Table 4: Comparing NSW-WAPA to RealClearPolitics averages for declared 2020 Democratic presidential nomination candidates

Candidate	All Polls	RealClearPolitics	*Difference*
Biden	27.5	27.8	0.3
Sanders	16.0	15.9	-0.1
Warren	13.2	15.3	2.1
Harris	9.2	10.7	1.5
Buttigieg	7.5	6.4	-1.1
O’Rourke	2.6	1.8	-0.8
Booker	2.2	2.0	-0.2
Klobuchar	1.5	1.8	0.3
Yang	1.1	1.5	0.4
Gabbard	0.9	1.4	0.5
Steyer	0.6	2.0	1.4
Castro	0.6	1.0	0.4
Delaney	0.4	0.5	0.1
Bennet	0.3	0.3	0.0
Williamson	0.3	0.3	0.0
Ryan	0.2	0.4	0.2
Bullock	0.2	0.3	0.1
de Blasio	0.1	0.4	0.3
Sestak	0.0	0.2	0.2
DK/Other	14.1	10.1	-4.0

Other than underestimating the polling strength of Warren, California Senator Kamala Harris and Steyer—and overestimating the strength of O’Rourke—these differences are minimal; the much lower percentage not choosing a listed candidate in the RCP average could easily result from assigning 0.25% (likely too high) to unlisted candidates. The average actual difference is just 0.1, and the average difference, regardless of direction, is 0.7.

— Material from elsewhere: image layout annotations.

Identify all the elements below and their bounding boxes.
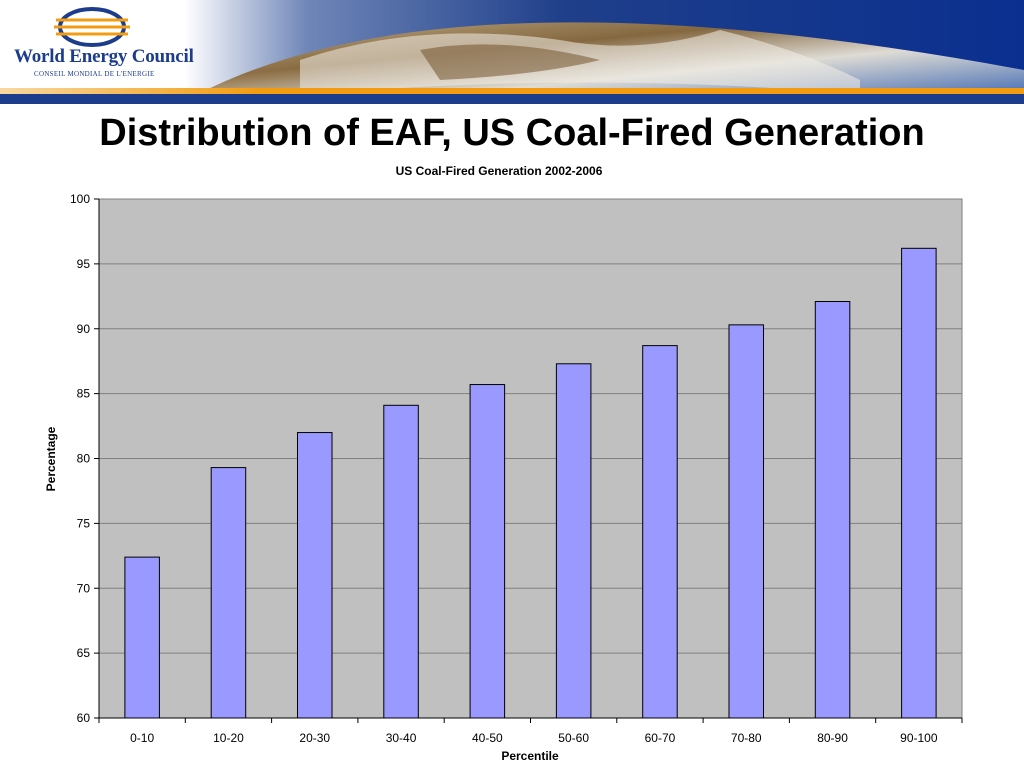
earth-banner-image — [0, 0, 1024, 104]
bar — [814, 301, 851, 719]
bar — [469, 384, 506, 719]
y-axis-tick-label: 90 — [77, 322, 91, 336]
y-axis-tick-label: 85 — [77, 387, 91, 401]
y-axis-tick-label: 100 — [70, 192, 90, 206]
logo-subtitle: CONSEIL MONDIAL DE L'ENERGIE — [34, 70, 155, 78]
y-axis-tick-label: 65 — [77, 646, 91, 660]
y-axis-tick-label: 75 — [77, 516, 91, 530]
x-axis-tick-label: 70-80 — [731, 731, 762, 745]
bar — [296, 432, 333, 719]
x-axis-tick-label: 60-70 — [645, 731, 676, 745]
bar — [728, 324, 765, 719]
bar — [555, 363, 592, 719]
x-axis-tick-label: 20-30 — [299, 731, 330, 745]
y-axis-tick-label: 70 — [77, 581, 91, 595]
y-axis-tick-labels: 60 65 70 75 80 85 90 95 100 — [70, 192, 99, 725]
bars — [124, 247, 937, 719]
chart-title: US Coal-Fired Generation 2002-2006 — [396, 164, 603, 178]
y-axis-label: Percentage — [44, 426, 58, 491]
bar — [901, 247, 937, 719]
x-axis-tick-label: 40-50 — [472, 731, 503, 745]
page-title: Distribution of EAF, US Coal-Fired Gener… — [99, 112, 925, 154]
x-axis-tick-label: 30-40 — [386, 731, 417, 745]
x-axis-label: Percentile — [501, 749, 559, 763]
x-axis-tick-label: 80-90 — [817, 731, 848, 745]
header-banner: World Energy Council CONSEIL MONDIAL DE … — [0, 0, 1024, 104]
x-axis-tick-label: 90-100 — [900, 731, 938, 745]
bar — [642, 345, 678, 719]
bar — [124, 556, 160, 719]
x-axis-tick-label: 10-20 — [213, 731, 244, 745]
y-axis-tick-label: 95 — [77, 257, 91, 271]
x-axis-tick-label: 0-10 — [130, 731, 154, 745]
logo-name: World Energy Council — [14, 46, 194, 67]
world-energy-council-logo: World Energy Council CONSEIL MONDIAL DE … — [14, 6, 194, 82]
x-axis-tick-label: 50-60 — [558, 731, 589, 745]
x-axis-tick-labels: 0-10 10-20 20-30 30-40 40-50 50-60 60-70 70-80 8… — [98, 718, 963, 745]
y-axis-tick-label: 80 — [77, 452, 91, 466]
bar — [210, 467, 247, 719]
y-axis-tick-label: 60 — [77, 711, 91, 725]
globe-logo-icon — [54, 7, 130, 47]
bar — [383, 404, 419, 719]
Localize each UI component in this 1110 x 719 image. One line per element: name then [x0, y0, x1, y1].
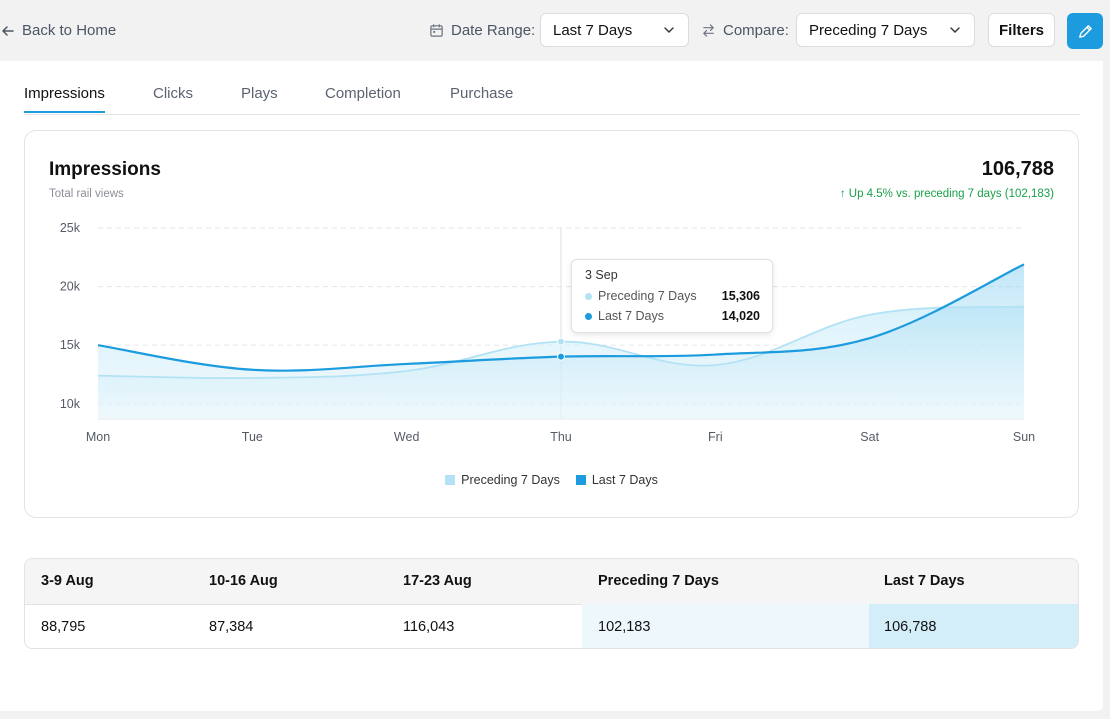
chart-subtitle: Total rail views [49, 188, 124, 200]
tab-plays[interactable]: Plays [241, 85, 278, 102]
calendar-icon [430, 24, 443, 37]
back-to-home-link[interactable]: Back to Home [0, 22, 116, 39]
column-header: Preceding 7 Days [598, 573, 719, 589]
filters-button[interactable]: Filters [988, 13, 1055, 47]
x-tick-label: Mon [86, 430, 110, 444]
metric-tabs: Impressions Clicks Plays Completion Purc… [24, 80, 1080, 115]
chart-tooltip: 3 Sep Preceding 7 Days 15,306 Last 7 Day… [571, 259, 773, 333]
x-tick-label: Sat [860, 430, 879, 444]
tab-purchase[interactable]: Purchase [450, 85, 514, 102]
data-point-preceding[interactable] [557, 337, 565, 346]
swap-arrows-icon [703, 24, 714, 37]
pencil-icon [1078, 24, 1092, 38]
total-value: 106,788 [981, 158, 1054, 180]
table-cell: 87,384 [209, 619, 254, 635]
arrow-left-icon [2, 25, 14, 36]
compare-select[interactable]: Preceding 7 Days [796, 13, 975, 47]
legend-item-last[interactable]: Last 7 Days [575, 473, 658, 487]
table-cell: 102,183 [598, 619, 651, 635]
preceding-cell-highlight [582, 604, 869, 648]
chevron-down-icon [664, 27, 674, 33]
y-tick-label: 15k [60, 338, 81, 352]
impressions-area-chart[interactable]: 25k 20k 15k 10k Mon Tue Wed Thu Fri Sat Sun [25, 131, 1078, 517]
compare-label: Compare: [701, 22, 789, 39]
back-label: Back to Home [22, 22, 117, 39]
area-fill-last [98, 264, 1024, 419]
tab-completion[interactable]: Completion [325, 85, 401, 102]
tooltip-date: 3 Sep [585, 268, 618, 282]
column-header: 10-16 Aug [209, 573, 278, 589]
data-point-last[interactable] [557, 352, 565, 361]
date-range-select[interactable]: Last 7 Days [540, 13, 689, 47]
comparison-table: 3-9 Aug 10-16 Aug 17-23 Aug Preceding 7 … [24, 558, 1079, 649]
tooltip-row-preceding: Preceding 7 Days 15,306 [585, 289, 760, 303]
table-cell: 106,788 [884, 619, 937, 635]
tooltip-row-last: Last 7 Days 14,020 [585, 309, 760, 323]
legend-swatch-icon [445, 475, 456, 485]
x-tick-label: Fri [708, 430, 723, 444]
date-range-label: Date Range: [429, 22, 535, 39]
impressions-chart-card: Impressions Total rail views 106,788 ↑ U… [24, 130, 1079, 518]
y-tick-label: 10k [60, 397, 81, 411]
x-tick-label: Wed [394, 430, 420, 444]
x-tick-label: Sun [1013, 430, 1035, 444]
legend-dot-icon [585, 292, 592, 300]
column-header: 17-23 Aug [403, 573, 472, 589]
chevron-down-icon [950, 27, 960, 33]
active-tab-indicator [24, 111, 105, 113]
last-cell-highlight [869, 604, 1078, 648]
legend-dot-icon [585, 312, 592, 320]
chart-title: Impressions [49, 159, 161, 180]
table-cell: 116,043 [403, 619, 455, 635]
column-header: 3-9 Aug [41, 573, 94, 589]
legend-swatch-icon [575, 475, 586, 485]
chart-legend: Preceding 7 Days Last 7 Days [25, 473, 1078, 487]
table-cell: 88,795 [41, 619, 86, 635]
y-tick-label: 20k [60, 280, 81, 294]
legend-item-preceding[interactable]: Preceding 7 Days [445, 473, 560, 487]
x-tick-label: Thu [550, 430, 572, 444]
tab-clicks[interactable]: Clicks [153, 85, 193, 102]
edit-button[interactable] [1067, 13, 1103, 49]
tab-impressions[interactable]: Impressions [24, 85, 105, 102]
y-tick-label: 25k [60, 221, 81, 235]
change-indicator: ↑ Up 4.5% vs. preceding 7 days (102,183) [839, 188, 1054, 200]
x-tick-label: Tue [242, 430, 263, 444]
table-header [25, 559, 1078, 605]
column-header: Last 7 Days [884, 573, 965, 589]
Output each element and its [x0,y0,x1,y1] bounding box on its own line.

The next comprehensive update will come just before the September 12, 2019 debate.

[1] Emerson College, Monmouth, GBAO, CNN/SSRS, ABC News/Washington Post, Quinnipiac, YouGov, Suffolk University, WPA Intelligence, YouGov Blue, NBC News/Wall Street Journal, Perry Undem-YouGov, SurveyUSA, Public Policy Polling (PPP), IBD/TIPP, Reuters/Ipsos, Fox News

[2] This may be illusory for Booker. Taking a simple average of national polls, Booker was at 1.7% between the first and second Democratic debates, but he has risen to 2.7% since then.